Зашел в кабинет. И был разговор. Сидел он, смотря на меня добрыми, какими-то по-ребячьи чистыми, доверчиво-умными глазами.

— Ты говоришь очень интересные вещи, — сказал он. — Но надо ли поворачивать Белова на это дело? Мне кажется, не стоит. Пусть ребята продолжают каждый свое. Проблема современного российского крестьянства, проблема исчезновения старой русской деревни — это, как ты и сам понимаешь, штука страшно важная! Не понесем ли необратимых нравственных потерь, ускоряя, форсируя этот процесс? Думаю, что это такое дело — самые крупные таланты должны им заниматься. А о Ерофее Хабарове немало написано. И будут писать. Другие!
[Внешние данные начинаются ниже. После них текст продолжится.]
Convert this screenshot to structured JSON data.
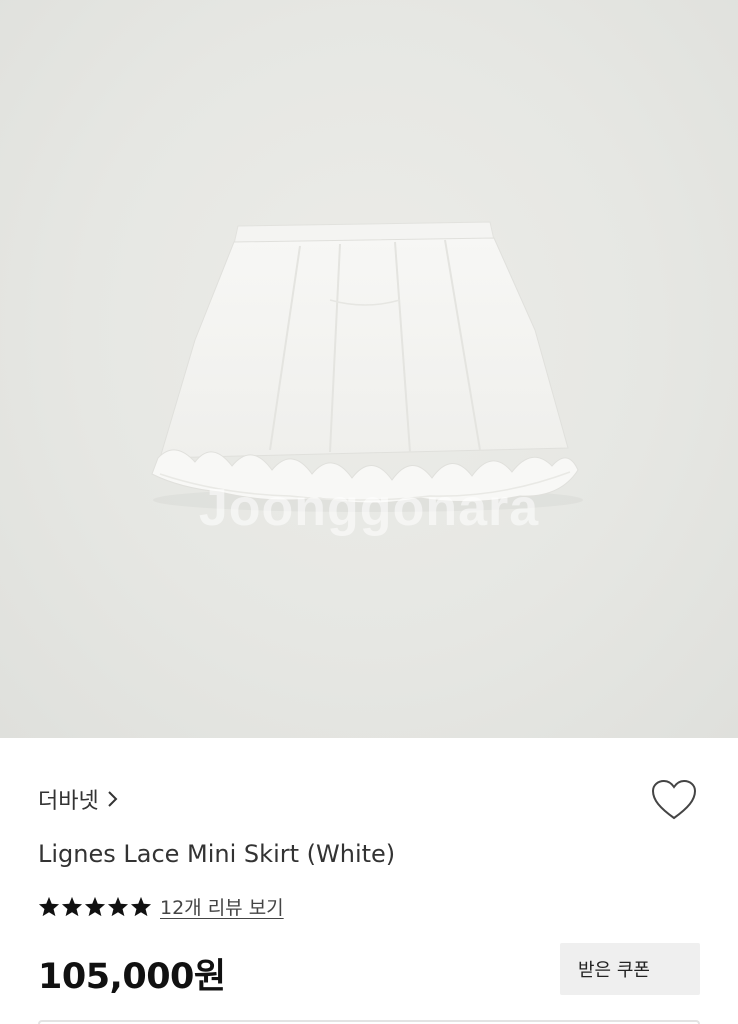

Сказал это Сергей Орлов с застенчивой улыбкой, будто прося извинения. А слова-то — глубокие и верные! Хотя не вполне отвечали на мой вопрос: не о новой книге, посвященной Ерофею Хабарову, думал я, а о большом художественном полотне с обобщенным образом землепроходца, не обязательно исторического лица. Имелись в виду истоки дружбы между народами — не легенды и вымыслы, а действительные реальные факты истории о том, каким образом удалось крошечным отрядам землепроходцев-разведчиков беломорских торговых домов пройти неистребленными через всю Сибирь и Дальний Восток в поисках сухопутных возможностей прохода в Китай и Индию. Землепроходцы — это не казачьи ватаги. Их ведь специально обучали и долго готовили, они обходились недешево тем, кто их снаряжал!.. Пришлось мне отступиться от мысли привлечь к этому замыслу вологодцев. Я согласился с Сергеем Орловым, — потрясли меня его слова об исчезновении старой русской деревни и возможных нравственных потерях!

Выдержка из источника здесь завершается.